Large groups of eukaryotic organisms have been infecting the news lately as science turns to these resilient mykes to solve several problems facing us today. This is not new, of course, however, as molds and funguses have always been part of the scientific equation ever since Alexander Fleming first accidentally discovered the greatest medical miracle of all time, Penicillin when some of the Penicillium mold invaded his petri dish, ruining his experiment and killing his bacteria. Of course Fleming soon realized the Penicillium bacteria may do the same in the human body. Recently, however, scientists have begun to utilize even more incredible properties of fungus’ throughout the world that will no doubt astonish the world.
Gliocladium Roseum, for example, could be the answer to fuel shortage concerns in the future. The microbe, considered by Gary Strobel to be a miraculous new renewable resource, was found nestled within a tree in the Patagonian rainforest. Unlike other biodiesel fuel sources, this one does not require fermentation to be turned into a useful fuel source. Strobel first came across G. Roseum thanks to two cases of serendipity he had while travelling with his teams. The first was around 1997 when the team Strobel was travelling with discovered Muscodor Albus.

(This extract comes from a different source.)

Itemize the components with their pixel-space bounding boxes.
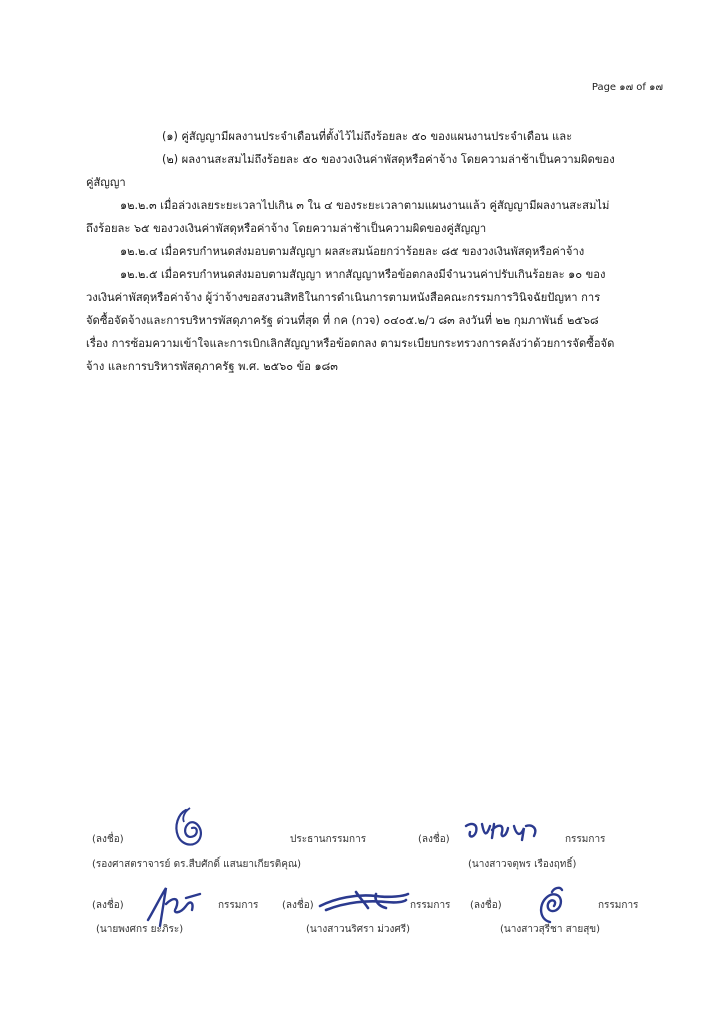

They found, quite by accident, that the fungus released an extremely short lived, but strong antibiotic. They tested M. Albus on the Ulmo tree, hoping a new fungus would form, but instead found that all funguses died except for one. G. Roseum thrived in the gas, even as the other funguses were destroyed. Then they examined the composition of gas created by the interaction of the two bacteria. What they found astonished them. Hydrocarbons, and hydrocarbon derivatives. In other words, unrefined fuel. All they need now is a big enough tree to grow it in.
Another futuristic fungus discovery came to light when a Swiss violin maker, looking for a way to improve the sound of his instruments found that treating his instruments with a specific type of fungus actually outdid the sound quality of the great violin maker, Antonio Strataveri. It was said that the instruments made by Strataveri only came from a specific time period, when the “little ice-age” caused wood to grow uniformly from winter to summer. This caused the wood to become lighter-weight, without losing its firmness. Then, when famed violinist Matthew Tussler played both the fungus-treated violin and his own Strat from behind a red curtain to 180 expert listeners, 90 thought the fungal violin was the better one. Maybe not a perfect improvement, but considering Stratavarius violins are virtually impossible to acquire, and cost tens of millions of dollars a piece, a bacterial culture seems to be well worth applying to a violin.
One of the world’s greatest problems, Malaria, may also soon be under control thanks to the work of bio-pesticides which are funguses that repel and even kill specific insect types without harming humans or their environments. One such type could be introduced in Africa would save over 900,000 lives per year (around 3,000 per day) without contributing to chemical pollutants, which would raise cancer rates. If Malaria were wiped out by this miraculous mushroom, there would no doubt be a Nobel Prize in it for the discoverer.